ESPAÑA: EL GOBIERNO SALIÓ A DEFENDER SU POLÍTICA INMIGRATORIA
Saliendo al cruce de las acusaciones de los opositores de derecha, el presidente del gobierno español, José Luis Rodríguez Zapatero, defendió ante los diputados españoles la política inmigratoria de su gobierno y negó que el país sea un “coladero” para los sin papeles.
Con la avalancha de inmigrantes africanos que están llegando a las islas Canarias como fondo, Zapatero respondió a las preguntas de los diputados y les dijo que está satisfecho por el “cambio cualitativo en la actitud de la Unión Europea” sobre el tema.
En este sentido, Zapatero se congratuló también de la “implicación de todos los países de la UE”, tras la visita realizada a Bruselas, ayer, por la vicepresidenta del gobierno español, María Teresa Fernández de la Vega, y el anuncio de las medidas de asistencia comunitarias para controlar la inmigración.
“España sigue siendo un coladero”, criticó el diputado del Partido Popular (PP, derecha) Pío García Escudero, quien achacó a la regularización excepcional de más de 570.000 inmigrantes -que realizó el gobierno en 2005- parte del problema actual por el denominado “efecto llamada”. “Las mafias y los inmigrantes saben que hoy en España, el que no tiene papeles, se queda”, aseguró.
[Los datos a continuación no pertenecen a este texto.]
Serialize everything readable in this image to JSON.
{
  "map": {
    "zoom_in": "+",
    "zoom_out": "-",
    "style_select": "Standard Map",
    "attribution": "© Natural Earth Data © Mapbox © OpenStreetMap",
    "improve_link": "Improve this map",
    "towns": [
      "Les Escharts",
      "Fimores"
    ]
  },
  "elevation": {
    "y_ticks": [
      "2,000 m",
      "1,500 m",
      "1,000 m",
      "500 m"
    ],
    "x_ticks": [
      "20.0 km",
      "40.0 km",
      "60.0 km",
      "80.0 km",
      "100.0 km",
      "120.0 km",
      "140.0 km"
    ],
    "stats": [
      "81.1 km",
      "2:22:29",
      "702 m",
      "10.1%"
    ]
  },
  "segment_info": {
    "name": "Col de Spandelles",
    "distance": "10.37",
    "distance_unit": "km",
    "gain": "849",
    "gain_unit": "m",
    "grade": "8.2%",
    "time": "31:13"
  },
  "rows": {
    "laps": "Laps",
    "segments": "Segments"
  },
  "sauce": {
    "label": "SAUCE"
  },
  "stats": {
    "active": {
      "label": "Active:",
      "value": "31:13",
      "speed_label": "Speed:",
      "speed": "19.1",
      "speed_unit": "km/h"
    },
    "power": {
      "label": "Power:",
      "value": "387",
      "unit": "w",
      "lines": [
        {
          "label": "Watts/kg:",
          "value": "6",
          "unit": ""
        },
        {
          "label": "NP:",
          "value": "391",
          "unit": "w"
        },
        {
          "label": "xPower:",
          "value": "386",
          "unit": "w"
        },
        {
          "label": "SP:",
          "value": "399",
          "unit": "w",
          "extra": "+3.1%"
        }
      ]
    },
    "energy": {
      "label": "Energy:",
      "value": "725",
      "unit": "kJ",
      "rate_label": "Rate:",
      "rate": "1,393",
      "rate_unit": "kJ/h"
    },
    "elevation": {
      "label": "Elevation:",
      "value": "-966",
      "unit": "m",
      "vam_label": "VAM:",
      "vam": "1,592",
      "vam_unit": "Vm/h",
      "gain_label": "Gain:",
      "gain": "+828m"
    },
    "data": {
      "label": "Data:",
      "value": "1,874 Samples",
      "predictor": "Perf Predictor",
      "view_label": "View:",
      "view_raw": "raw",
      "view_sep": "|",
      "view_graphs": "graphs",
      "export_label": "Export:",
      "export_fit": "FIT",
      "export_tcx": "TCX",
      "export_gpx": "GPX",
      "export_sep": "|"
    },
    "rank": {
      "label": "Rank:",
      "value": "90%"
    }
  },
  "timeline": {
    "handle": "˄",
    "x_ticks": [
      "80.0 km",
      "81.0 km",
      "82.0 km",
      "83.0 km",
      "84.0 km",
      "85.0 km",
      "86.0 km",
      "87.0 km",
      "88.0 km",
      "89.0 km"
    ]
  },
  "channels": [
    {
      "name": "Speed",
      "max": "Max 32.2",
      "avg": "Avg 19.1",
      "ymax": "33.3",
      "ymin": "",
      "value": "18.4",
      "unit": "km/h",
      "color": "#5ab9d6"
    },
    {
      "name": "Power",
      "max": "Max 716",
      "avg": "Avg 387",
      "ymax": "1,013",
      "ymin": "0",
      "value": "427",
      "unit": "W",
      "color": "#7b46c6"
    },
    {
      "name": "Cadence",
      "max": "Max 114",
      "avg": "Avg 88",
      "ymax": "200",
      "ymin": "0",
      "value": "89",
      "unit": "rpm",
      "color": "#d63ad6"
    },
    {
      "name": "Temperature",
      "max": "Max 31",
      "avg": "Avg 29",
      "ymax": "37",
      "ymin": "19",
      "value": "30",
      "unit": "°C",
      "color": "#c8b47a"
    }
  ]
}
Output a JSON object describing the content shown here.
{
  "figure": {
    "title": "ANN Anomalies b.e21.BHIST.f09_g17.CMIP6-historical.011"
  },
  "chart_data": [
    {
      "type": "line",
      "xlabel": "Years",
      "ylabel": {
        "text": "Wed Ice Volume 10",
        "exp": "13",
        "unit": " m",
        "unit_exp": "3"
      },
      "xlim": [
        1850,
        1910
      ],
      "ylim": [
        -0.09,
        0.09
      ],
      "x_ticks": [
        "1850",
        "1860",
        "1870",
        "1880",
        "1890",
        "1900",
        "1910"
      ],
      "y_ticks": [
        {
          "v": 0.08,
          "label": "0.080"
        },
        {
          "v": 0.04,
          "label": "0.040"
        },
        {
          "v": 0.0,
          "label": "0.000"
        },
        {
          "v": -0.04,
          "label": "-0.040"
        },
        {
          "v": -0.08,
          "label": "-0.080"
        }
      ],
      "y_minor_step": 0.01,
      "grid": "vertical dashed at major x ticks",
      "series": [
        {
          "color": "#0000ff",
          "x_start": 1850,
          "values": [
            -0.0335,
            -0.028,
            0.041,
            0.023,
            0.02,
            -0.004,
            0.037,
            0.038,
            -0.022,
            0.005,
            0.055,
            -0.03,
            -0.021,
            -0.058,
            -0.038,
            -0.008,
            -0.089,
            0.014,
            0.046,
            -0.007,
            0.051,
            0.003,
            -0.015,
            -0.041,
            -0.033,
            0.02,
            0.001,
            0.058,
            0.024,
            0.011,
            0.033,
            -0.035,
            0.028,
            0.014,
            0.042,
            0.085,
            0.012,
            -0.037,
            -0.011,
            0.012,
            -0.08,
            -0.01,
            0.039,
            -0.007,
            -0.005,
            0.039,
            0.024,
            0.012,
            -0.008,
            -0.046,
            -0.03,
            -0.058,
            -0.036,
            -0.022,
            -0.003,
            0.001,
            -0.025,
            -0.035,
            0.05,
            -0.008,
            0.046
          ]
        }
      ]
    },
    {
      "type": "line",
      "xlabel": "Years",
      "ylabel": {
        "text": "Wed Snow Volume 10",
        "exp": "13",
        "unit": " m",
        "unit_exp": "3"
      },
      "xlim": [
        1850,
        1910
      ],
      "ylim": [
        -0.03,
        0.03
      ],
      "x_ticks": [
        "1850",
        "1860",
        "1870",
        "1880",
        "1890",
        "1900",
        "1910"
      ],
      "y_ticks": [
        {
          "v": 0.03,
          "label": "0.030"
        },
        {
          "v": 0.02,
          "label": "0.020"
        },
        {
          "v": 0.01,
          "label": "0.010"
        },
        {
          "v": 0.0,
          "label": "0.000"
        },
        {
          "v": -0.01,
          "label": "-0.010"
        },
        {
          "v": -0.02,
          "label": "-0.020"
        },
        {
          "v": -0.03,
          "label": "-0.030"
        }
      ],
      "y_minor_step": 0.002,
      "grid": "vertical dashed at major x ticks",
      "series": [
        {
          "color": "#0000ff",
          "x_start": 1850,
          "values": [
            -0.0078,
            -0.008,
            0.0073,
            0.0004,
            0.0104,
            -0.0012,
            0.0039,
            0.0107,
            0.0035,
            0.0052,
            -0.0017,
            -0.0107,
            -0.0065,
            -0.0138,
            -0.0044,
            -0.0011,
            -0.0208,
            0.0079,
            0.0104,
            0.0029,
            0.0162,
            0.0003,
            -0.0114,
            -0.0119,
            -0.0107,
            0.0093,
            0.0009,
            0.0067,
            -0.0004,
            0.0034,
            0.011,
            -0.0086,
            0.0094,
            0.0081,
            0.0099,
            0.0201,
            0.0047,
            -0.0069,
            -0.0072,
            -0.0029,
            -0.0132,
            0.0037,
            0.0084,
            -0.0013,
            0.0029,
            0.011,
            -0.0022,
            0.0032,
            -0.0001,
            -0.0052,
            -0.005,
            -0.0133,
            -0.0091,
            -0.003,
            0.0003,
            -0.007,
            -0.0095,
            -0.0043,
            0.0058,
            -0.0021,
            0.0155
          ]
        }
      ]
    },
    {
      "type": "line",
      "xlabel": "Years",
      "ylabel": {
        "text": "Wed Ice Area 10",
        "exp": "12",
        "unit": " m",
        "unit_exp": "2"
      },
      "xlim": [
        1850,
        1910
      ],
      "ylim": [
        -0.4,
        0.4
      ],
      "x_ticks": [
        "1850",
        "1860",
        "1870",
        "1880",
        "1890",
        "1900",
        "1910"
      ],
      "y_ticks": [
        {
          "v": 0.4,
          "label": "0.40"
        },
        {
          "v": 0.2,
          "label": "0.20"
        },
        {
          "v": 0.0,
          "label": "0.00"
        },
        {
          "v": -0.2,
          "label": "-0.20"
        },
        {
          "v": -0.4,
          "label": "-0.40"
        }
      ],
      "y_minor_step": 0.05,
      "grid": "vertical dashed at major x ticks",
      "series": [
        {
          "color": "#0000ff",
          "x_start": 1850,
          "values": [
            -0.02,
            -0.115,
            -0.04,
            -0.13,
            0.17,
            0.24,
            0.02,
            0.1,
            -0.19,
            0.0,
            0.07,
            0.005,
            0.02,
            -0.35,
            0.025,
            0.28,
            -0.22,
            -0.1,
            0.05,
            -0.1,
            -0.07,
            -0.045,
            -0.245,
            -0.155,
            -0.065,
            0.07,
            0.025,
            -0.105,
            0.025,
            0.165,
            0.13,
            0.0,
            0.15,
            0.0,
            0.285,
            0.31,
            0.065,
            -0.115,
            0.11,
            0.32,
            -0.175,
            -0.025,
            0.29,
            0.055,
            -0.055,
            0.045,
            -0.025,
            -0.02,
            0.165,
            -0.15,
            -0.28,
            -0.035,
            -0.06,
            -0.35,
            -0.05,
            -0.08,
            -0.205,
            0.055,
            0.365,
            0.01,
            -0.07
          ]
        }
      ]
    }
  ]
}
Aunque Zapatero reconoció que el año comenzó con “cifras manifiestamente superiores” a las de años anteriores, con más de 7.500 llegadas a Canarias desde enero, recordó que 2003 fue el año récord en la materia, con 20.000 intercepciones de clandestinos que llegaron por vía marítima a las costas españolas.
En lo que va de año, según el gobierno, España ha expulsado a 31.000 clandestinos, entre africanos, latinoamericanos y europeos del este. Estos dos últimos grupos llegan por aire en proporciones muy superiores a los africanos.
La número dos del gobierno dejó entrever que los africanos no constituyen la parte más importante de estas expulsiones, pero confesó que su repatriación crea “muchos problemas”.